Sterling advanced yesterday as stronger than expected retail sales data helped ease fears over a double dip recession in the UK. The headline number came in at 0.7% month on month against expectations for a 0.5% increase. These figures provided some good news about the state of the UK economy, following recent disappointing housing and public finances data. Q2 GDP data was released moments ago and provided another boost for Sterling with a 1.1% QoQ rise, the highest figure since Q1 2006.

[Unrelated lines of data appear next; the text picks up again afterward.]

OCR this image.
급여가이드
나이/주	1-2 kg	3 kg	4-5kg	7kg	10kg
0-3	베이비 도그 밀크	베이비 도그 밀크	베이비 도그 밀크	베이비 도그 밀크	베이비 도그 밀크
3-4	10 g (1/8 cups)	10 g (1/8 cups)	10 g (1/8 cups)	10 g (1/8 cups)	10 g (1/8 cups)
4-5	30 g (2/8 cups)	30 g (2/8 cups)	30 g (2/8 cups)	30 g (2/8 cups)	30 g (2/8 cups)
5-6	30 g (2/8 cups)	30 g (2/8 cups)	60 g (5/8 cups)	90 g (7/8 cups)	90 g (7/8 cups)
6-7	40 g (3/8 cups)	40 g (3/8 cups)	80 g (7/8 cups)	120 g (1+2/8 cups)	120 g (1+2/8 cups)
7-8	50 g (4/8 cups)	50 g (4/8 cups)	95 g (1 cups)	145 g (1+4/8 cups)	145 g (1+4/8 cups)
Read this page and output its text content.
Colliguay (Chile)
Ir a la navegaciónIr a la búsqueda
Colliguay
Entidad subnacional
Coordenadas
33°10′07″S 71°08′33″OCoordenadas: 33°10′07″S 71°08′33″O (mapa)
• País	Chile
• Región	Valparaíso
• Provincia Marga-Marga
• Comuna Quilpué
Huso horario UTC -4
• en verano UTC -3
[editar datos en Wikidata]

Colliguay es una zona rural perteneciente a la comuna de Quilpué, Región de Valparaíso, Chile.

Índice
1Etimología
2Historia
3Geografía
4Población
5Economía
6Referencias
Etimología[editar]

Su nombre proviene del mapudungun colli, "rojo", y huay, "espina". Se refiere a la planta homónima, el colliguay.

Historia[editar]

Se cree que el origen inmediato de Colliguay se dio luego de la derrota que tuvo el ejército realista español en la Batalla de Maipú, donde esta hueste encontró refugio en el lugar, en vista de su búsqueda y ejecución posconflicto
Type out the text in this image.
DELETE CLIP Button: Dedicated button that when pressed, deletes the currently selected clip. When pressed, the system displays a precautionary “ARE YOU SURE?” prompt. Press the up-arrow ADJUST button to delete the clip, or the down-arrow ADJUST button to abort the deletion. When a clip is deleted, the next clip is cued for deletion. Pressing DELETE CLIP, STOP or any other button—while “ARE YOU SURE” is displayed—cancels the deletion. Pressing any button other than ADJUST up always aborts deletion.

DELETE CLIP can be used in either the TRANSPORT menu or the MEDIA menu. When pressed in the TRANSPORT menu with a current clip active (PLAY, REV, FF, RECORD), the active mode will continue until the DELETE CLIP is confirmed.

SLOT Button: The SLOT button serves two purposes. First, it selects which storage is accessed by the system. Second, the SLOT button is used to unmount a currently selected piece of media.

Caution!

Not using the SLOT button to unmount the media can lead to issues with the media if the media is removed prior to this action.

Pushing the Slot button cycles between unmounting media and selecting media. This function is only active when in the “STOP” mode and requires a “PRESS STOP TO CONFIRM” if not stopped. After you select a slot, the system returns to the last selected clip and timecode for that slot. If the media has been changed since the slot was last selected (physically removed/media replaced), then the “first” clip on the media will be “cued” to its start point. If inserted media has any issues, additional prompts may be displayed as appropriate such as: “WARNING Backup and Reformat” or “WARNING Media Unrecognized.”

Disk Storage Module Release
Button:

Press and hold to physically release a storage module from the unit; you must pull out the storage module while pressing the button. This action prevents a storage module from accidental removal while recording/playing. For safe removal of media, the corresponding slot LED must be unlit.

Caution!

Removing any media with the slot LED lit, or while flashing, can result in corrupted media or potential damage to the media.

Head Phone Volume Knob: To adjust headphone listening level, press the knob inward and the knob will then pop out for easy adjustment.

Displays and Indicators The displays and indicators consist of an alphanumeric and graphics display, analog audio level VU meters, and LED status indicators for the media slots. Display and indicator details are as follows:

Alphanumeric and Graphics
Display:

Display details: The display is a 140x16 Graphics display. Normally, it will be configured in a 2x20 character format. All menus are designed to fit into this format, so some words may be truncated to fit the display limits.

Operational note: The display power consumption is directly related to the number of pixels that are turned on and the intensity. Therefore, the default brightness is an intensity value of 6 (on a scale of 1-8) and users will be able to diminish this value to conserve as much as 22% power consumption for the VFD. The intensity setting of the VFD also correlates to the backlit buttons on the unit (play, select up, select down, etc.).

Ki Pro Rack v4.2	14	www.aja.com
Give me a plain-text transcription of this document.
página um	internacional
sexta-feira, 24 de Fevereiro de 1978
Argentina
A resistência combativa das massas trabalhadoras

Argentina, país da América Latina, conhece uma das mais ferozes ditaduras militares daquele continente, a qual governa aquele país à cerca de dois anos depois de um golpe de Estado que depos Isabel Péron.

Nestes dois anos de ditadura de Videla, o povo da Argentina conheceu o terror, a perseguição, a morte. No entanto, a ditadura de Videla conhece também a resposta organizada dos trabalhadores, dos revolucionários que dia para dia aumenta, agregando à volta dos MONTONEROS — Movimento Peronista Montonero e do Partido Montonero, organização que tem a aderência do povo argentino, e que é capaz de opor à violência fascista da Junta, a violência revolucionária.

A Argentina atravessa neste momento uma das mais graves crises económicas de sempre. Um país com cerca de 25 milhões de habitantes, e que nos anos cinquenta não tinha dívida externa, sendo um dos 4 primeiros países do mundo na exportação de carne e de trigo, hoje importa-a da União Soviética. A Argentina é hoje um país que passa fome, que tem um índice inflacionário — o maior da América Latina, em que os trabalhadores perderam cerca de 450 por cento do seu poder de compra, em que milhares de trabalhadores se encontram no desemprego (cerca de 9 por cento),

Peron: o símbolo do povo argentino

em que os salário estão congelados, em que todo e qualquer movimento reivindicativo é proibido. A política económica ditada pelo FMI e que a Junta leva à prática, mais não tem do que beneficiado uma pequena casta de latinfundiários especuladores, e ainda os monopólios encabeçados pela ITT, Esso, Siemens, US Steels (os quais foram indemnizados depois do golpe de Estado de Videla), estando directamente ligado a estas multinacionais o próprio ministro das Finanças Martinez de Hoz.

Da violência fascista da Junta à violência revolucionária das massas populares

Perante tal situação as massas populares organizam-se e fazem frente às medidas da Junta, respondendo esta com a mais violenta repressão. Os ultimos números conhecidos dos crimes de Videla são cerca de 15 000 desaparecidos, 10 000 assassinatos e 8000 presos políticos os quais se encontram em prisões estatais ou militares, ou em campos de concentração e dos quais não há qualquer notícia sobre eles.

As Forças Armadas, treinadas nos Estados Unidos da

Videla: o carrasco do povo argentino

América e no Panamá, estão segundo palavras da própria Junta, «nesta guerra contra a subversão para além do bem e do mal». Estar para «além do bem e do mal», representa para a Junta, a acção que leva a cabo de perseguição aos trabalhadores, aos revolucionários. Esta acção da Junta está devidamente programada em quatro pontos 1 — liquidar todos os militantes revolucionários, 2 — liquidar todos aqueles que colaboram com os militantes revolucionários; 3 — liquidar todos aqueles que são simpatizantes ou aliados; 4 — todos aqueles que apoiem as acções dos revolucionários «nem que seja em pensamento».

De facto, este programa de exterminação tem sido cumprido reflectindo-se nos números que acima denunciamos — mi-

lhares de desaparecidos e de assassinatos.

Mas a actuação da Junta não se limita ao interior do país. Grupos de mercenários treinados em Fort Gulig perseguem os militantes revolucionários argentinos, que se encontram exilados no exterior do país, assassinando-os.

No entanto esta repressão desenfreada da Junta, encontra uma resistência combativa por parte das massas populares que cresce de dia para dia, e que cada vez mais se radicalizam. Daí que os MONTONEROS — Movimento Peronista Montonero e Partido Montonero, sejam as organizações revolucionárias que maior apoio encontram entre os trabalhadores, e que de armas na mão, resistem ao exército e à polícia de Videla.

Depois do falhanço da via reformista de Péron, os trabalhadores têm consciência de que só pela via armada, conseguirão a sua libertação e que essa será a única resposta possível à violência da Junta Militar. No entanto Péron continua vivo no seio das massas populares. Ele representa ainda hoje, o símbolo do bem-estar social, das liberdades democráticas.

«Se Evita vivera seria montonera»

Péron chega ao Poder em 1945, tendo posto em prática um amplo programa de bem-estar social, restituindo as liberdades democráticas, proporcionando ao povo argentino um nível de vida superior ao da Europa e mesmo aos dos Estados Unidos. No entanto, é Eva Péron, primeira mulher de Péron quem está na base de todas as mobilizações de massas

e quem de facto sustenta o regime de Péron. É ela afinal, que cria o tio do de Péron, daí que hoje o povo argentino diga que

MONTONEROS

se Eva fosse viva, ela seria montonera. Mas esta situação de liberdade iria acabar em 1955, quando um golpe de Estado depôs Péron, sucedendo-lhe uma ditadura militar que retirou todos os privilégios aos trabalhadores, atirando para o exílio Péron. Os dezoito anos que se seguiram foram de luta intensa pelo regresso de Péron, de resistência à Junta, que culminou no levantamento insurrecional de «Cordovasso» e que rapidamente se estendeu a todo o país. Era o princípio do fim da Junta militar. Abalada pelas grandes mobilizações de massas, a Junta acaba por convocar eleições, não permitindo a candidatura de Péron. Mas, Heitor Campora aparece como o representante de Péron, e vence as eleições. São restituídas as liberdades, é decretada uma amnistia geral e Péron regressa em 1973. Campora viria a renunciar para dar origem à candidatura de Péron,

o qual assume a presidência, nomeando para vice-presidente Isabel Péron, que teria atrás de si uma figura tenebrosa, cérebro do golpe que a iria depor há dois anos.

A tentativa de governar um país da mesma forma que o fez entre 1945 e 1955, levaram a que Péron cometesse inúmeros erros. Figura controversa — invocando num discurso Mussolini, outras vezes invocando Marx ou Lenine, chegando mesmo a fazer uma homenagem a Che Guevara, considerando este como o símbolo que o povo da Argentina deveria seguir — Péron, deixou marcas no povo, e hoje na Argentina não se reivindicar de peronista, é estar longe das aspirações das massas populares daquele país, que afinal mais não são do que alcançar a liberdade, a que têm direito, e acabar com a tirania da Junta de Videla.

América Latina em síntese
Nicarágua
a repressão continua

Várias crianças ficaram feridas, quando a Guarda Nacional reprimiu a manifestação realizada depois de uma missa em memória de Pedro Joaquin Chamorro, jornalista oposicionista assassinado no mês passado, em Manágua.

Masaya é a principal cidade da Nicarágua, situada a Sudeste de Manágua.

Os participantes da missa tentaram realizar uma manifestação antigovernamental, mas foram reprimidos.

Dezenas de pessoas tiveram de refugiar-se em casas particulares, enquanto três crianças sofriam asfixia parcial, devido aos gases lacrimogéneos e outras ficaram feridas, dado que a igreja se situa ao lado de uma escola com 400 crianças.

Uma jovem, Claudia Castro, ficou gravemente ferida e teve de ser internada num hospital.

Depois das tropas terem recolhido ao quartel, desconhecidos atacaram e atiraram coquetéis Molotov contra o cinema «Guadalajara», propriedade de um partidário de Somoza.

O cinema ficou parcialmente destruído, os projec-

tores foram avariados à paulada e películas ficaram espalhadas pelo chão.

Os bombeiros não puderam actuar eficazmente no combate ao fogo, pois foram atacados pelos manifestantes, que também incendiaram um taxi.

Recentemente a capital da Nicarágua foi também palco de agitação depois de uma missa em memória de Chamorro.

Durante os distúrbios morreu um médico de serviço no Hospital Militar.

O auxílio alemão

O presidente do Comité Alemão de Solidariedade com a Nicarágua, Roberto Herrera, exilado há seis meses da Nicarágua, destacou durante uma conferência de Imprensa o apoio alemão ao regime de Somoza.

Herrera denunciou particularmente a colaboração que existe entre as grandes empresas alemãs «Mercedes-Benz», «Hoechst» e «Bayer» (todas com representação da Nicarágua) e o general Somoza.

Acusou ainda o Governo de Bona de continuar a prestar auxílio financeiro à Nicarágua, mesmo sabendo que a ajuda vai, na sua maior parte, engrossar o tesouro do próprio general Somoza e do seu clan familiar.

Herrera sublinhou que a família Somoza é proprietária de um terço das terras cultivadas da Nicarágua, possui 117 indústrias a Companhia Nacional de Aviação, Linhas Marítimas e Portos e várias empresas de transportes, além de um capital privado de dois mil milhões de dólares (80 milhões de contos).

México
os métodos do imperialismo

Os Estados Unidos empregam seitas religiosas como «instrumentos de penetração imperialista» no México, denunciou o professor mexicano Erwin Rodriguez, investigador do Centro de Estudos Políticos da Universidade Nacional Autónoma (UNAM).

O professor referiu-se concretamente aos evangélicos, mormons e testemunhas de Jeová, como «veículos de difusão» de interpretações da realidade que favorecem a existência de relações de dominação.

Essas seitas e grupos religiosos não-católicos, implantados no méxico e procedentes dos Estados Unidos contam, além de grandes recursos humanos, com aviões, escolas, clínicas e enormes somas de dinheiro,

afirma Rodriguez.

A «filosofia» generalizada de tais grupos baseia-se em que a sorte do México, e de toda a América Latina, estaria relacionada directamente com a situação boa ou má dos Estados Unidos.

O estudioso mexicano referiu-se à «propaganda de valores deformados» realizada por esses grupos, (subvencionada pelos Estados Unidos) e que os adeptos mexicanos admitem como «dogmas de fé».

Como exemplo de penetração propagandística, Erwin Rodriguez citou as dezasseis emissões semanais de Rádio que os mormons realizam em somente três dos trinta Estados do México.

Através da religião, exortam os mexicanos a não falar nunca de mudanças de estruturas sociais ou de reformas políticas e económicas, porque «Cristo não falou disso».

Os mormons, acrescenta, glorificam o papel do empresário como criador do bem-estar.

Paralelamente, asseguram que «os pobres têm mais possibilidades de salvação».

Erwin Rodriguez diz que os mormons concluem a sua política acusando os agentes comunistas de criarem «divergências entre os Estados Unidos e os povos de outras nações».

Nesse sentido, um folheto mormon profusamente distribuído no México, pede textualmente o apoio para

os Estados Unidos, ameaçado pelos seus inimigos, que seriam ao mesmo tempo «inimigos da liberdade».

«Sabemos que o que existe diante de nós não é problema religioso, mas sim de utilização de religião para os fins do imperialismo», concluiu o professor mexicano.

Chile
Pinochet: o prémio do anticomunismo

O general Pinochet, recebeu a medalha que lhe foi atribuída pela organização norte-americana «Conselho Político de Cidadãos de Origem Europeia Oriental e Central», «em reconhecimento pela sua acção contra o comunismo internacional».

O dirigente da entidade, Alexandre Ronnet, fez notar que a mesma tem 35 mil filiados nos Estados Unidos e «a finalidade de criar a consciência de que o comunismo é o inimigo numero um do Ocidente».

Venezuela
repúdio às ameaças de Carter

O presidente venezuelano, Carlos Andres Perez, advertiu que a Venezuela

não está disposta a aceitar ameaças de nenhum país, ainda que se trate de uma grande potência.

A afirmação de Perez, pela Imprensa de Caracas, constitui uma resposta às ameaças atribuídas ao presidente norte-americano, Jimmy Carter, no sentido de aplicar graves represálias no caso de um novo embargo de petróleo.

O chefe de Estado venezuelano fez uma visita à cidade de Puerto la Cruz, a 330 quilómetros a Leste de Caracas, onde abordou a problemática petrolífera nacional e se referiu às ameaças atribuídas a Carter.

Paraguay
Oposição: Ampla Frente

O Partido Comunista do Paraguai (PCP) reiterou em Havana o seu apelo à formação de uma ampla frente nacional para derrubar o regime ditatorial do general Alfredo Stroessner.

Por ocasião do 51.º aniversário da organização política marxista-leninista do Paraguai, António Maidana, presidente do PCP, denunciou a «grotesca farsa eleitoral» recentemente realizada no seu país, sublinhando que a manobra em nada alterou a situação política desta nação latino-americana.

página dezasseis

The markets appear to be getting Very Stressed over this afternoon’s publication of the financial resilience of the 91 largest Eurozone banks. The Committee of European Banking Supervisors (CEBS) will release the results of the testing ‘on an aggregated basis’ at 5.00pm this afternoon. Immediately afterwards, the banks and/or their national supervisory authorities will release the individual results and at 5.30pm, the CEBS will release a summary of results, bank-by-bank, sorted by country. Basically, all the data will be released after close of business in Europe and the UK leaving just the US Friday afternoon market to deal with any surprises.

The concerns here are really 2-fold. Firstly, that the results may consist solely of a ‘pass’ or ‘fail’ indication for individual banks rather than anything more substantial, thus leaving far too many questions un-answered. Secondly, there is a fear that it is not that too many banks will fail the test but that too many will pass thus rendering the whole process as unreliable. Therefore, rather than the headline pass/fail rate, the key things to look for are the level of disclosure and the comparability of the results across the whole spectrum of the tested banks. We are therefore reliant upon the CEBS to ensure that this whole process has been conducted properly and that the results are meaningful.